In their analysis, Prof. Yan and her groupdiscovered that 3 days of therapy with low doses of romidepsin “reversed social deficits” in mice using a deficient SHANK3 gene, which is a known risk factor for ASD.
The reversal in social deficits lasted for 3 weeks, from juvenile into late adolescence – thatcan be a vitalphase in mice to developing communication and social skills and is equal to several human decades.
This indicates a similar therapymay be long-lasting in humans, suggest the researchers.
This new study builds on previous work with mice by Prof. Yan and group that demonstrated how loss of SHANK3 disrupts the n-methyl-D-aspartate receptor, which helpsregulate emotion and cognition. The disruption caused difficulties in communication between brain cells and contributed to ASD-related social deficits.
To quantify social deficits in the mice, the scientists put them in controlled surroundings where they could evaluate their preference for social stimuli (such as interacting with another mouse) versus preference for non-social stimuli (for instance,investigating an inanimate object).
The research showed how romidepsin was able to undo the social deficits by restoring the role of genes via an epigenetic mechanism.
Epigenetic mechanisms are genetic processes capable of switching genes on and off and changing their expression without altering their underlying DNA code. Yan states that previous studies have implied that epigenetic alterations might have a largeimpact in ASD.

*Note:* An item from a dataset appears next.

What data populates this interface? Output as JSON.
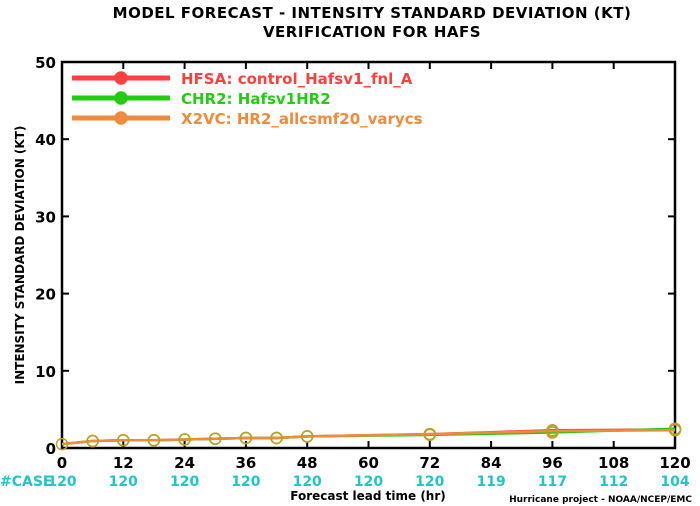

One of the critical outcomes of this new study is the fact that it proves that it may be possible to target a large number of ASD-related genes with only 1 medication.
Romidepsin is a histone modifier, which is a type of compound that changes the proteins, or histones, that help arrange the DNA in the nucleus.
The medication “loosens up the densely packed chromatin,” Prof. Yan describes. The end result is to restore gene expression by making the genes accessible to the molecules whichtranslate their instructions.
With thehelp of genome-wide screening, the researchers found that romidepsin restored gene expression in the majority ofthose 200-andgeneswhich were silenced in the autism mouse model used in the research.
“The advantage of being able to adjust a set of genes identified as key autism risk factors may explain the strong and long-lasting efficacy of this therapeutic agent for autism.”